December 6, 2004
Today Sunday Morning — Tomorrow, The World!
Isn’t it just like (us) progressives to
defend an advocacy ad embracing non-discrimination toward church-going gays and minorities?
The ad I’m referring to — for the United Church of Christ — was recently rejected for broadcast by several networks, including CBS, NBC and UPN. CBS and UPN determined that the ad was “too controversial” in light of the current gay marriage controversy. Citing similar concerns, NBC also worried about the reaction of other churches.
The ad shows a series of people — including a brown skinned young man, and
a male gay couple an apparently male gay couple– being refused entry to a church by a couple of bouncers. It ends with a stage full of smiling people, including senior citizens, families and individuals of various minority groups, as well as a female gay couple two women with their arms around each other. There is a text overlay that reads: “Jesus didn’t turn people away. Neither do we.” It ends with a voice stating: “No matter who you are, or where you are on life’s journey, you are welcome here.”
Before the election, I might have gotten swept up in the debate about “fairness.” Now, though, I’m more interested in the controversy as an early indicator of political and cultural shifts in the Bush II era.
This is my take:
I believe the ad represents a growing boldness on the part of organized religion to increase its visibility. Although designed to appeal to moderate to left-wing sensibilities, I think the commercial represents an inevitable encroachment on the part of the religious establishment into secular realms of thought and deliberation.
I think the ad represents the beginning of a move by religious institutions to gain more political power. The “identity campaign” (to build popular support, and neutralize criticism and scrutiny) is just a small part of the strategy. The larger, but less visible effort will involve a whole range of creatively-veiled acts of political patronage aimed at securing legislative influence. As the conservatives start to erode the barrier between church and state through dedicated and side-legislation (just look at all the crippling new restrictions they put on abortion services in the recent one week lame duck session — if you
even heard anything about it), the big show the religious folks put on for Main Street will keep people from noticing the even bigger move to “K” Street.

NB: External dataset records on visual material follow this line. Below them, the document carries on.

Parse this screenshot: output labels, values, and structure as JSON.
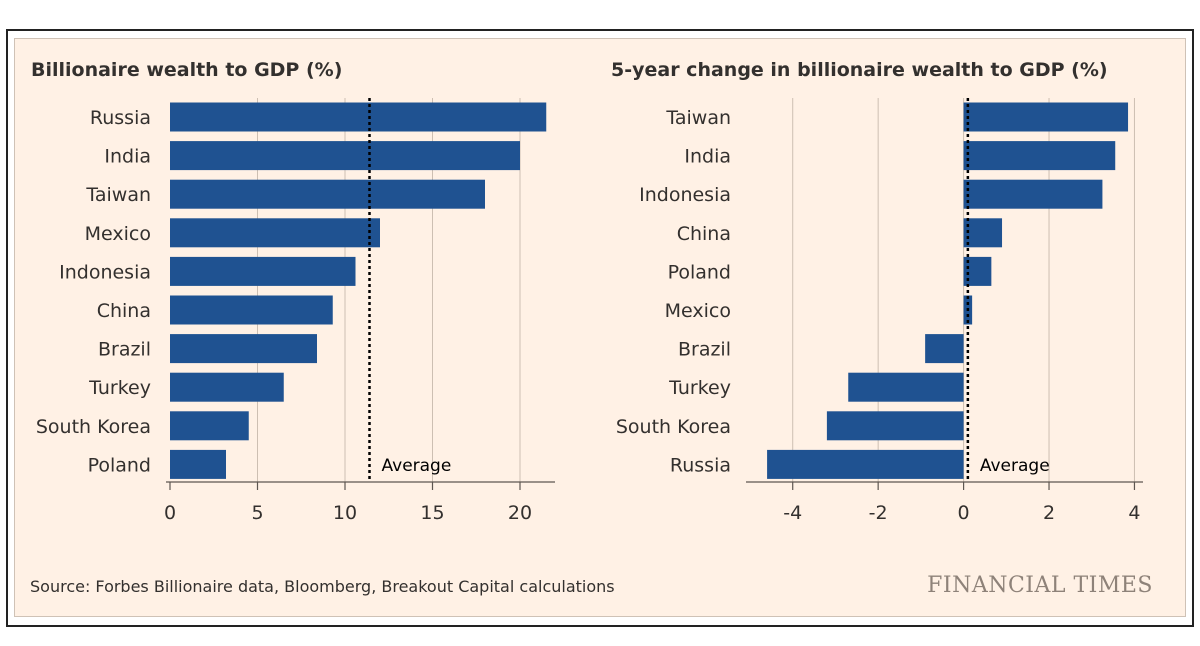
{
  "footer": {
    "source": "Source: Forbes Billionaire data, Bloomberg, Breakout Capital calculations",
    "logo": "FINANCIAL TIMES"
  },
  "colors": {
    "bar": "#1f5291",
    "grid": "#cdbfb2",
    "axis": "#5d5650",
    "background": "#fff1e5"
  },
  "chart_data": [
    {
      "type": "bar",
      "orientation": "horizontal",
      "title": "Billionaire wealth to GDP (%)",
      "categories": [
        "Russia",
        "India",
        "Taiwan",
        "Mexico",
        "Indonesia",
        "China",
        "Brazil",
        "Turkey",
        "South Korea",
        "Poland"
      ],
      "values": [
        21.5,
        20.0,
        18.0,
        12.0,
        10.6,
        9.3,
        8.4,
        6.5,
        4.5,
        3.2
      ],
      "xlim": [
        0,
        22
      ],
      "xticks": [
        0,
        5,
        10,
        15,
        20
      ],
      "average": 11.4,
      "average_label": "Average",
      "grid": true
    },
    {
      "type": "bar",
      "orientation": "horizontal",
      "title": "5-year change in billionaire wealth to GDP (%)",
      "categories": [
        "Taiwan",
        "India",
        "Indonesia",
        "China",
        "Poland",
        "Mexico",
        "Brazil",
        "Turkey",
        "South Korea",
        "Russia"
      ],
      "values": [
        3.85,
        3.55,
        3.25,
        0.9,
        0.65,
        0.2,
        -0.9,
        -2.7,
        -3.2,
        -4.6
      ],
      "xlim": [
        -5,
        4.2
      ],
      "xticks": [
        -4,
        -2,
        0,
        2,
        4
      ],
      "average": 0.1,
      "average_label": "Average",
      "grid": true
    }
  ]
}
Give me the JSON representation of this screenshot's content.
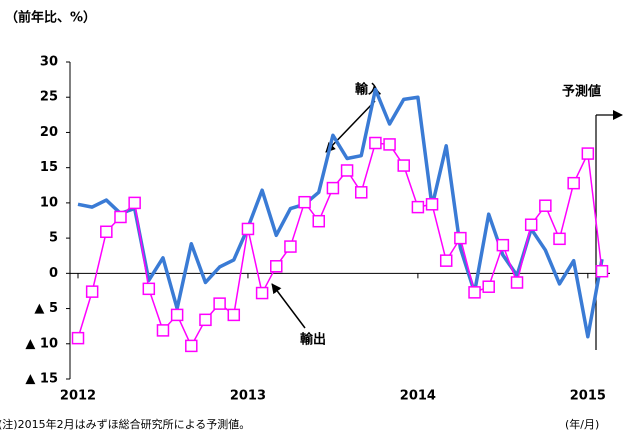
{
  "chart_data": {
    "type": "line",
    "title": "（前年比、%）",
    "note": "(注)2015年2月はみずほ総合研究所による予測値。",
    "x_unit": "(年/月)",
    "forecast_label": "予測値",
    "categories": [
      "2012",
      null,
      null,
      null,
      null,
      null,
      null,
      null,
      null,
      null,
      null,
      null,
      "2013",
      null,
      null,
      null,
      null,
      null,
      null,
      null,
      null,
      null,
      null,
      null,
      "2014",
      null,
      null,
      null,
      null,
      null,
      null,
      null,
      null,
      null,
      null,
      null,
      "2015",
      null
    ],
    "series": [
      {
        "name": "輸入",
        "color": "#3a7bd5",
        "values": [
          9.8,
          9.4,
          10.4,
          8.5,
          9.2,
          -1.0,
          2.2,
          -5.0,
          4.2,
          -1.3,
          0.9,
          1.9,
          6.5,
          11.8,
          5.4,
          9.2,
          9.8,
          11.5,
          19.6,
          16.3,
          16.7,
          26.1,
          21.2,
          24.7,
          25.0,
          9.5,
          18.1,
          3.6,
          -2.7,
          8.4,
          2.6,
          -0.3,
          6.3,
          3.3,
          -1.5,
          1.8,
          -9.0,
          2.0
        ]
      },
      {
        "name": "輸出",
        "color": "#ff00ff",
        "values": [
          -9.2,
          -2.6,
          5.9,
          8.0,
          10.0,
          -2.2,
          -8.1,
          -5.9,
          -10.3,
          -6.6,
          -4.3,
          -5.9,
          6.3,
          -2.8,
          1.0,
          3.8,
          10.1,
          7.4,
          12.1,
          14.6,
          11.5,
          18.5,
          18.3,
          15.3,
          9.4,
          9.8,
          1.8,
          5.0,
          -2.7,
          -1.9,
          4.0,
          -1.3,
          6.9,
          9.6,
          4.9,
          12.8,
          17.0,
          0.3
        ]
      }
    ],
    "ylim": [
      -15,
      30
    ],
    "yticks": [
      30,
      25,
      20,
      15,
      10,
      5,
      0,
      {
        "value": -5,
        "label": "▲ 5"
      },
      {
        "value": -10,
        "label": "▲ 10"
      },
      {
        "value": -15,
        "label": "▲ 15"
      }
    ]
  }
}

I believe this push for visibility and power is going to cause a lot of friction among the houses of the Lord. I think we’re going to see a virtual “land grab” as religious institutions battle each other for “market share” in areas ranging from social services to health services to education. Having vanquished the Democrats, it makes sense that the rise in power will also bring internecine battles for a larger share of the spoils. You can already see it happening, as exemplified by today’s NYT
article on the (family) fight over the Intelligence bill. (Personally, I couldn’t help reading the first line of the article over a few times. It begins: President Bush sought to stem a near-rebellion by members of his own party….).
Finally, I see this ad (along with others like it) signaling a new commercialization and “branding” of religion. Really, the true God in America is unchecked consumption. As such, I can envision the denominational powerhouses taking to the airwaves to assert themselves as the new “Chrysler’s,” “Ford’s,” and “Chevy’s” of the Bush II generation. In other words: welcome to the rise of the “Theological-Industrial Complex.” (By the way, with all the controversy over this “rejected” spot, you can’t tell me the ad people for the United Church of Christ aren’t thinking they’ve died and gone to heaven. Certainly, they are now
guaranteed far more visibility than if the ad had been accepted.)
(…But, isn’t that the way the game goes, anyway? If all it takes for ABC and the NFL to get attention is Nicolette Sheridan and a towel, what’s to stop the church from getting it’s “fifteen minutes” by way of a couple gays and a bouncer?)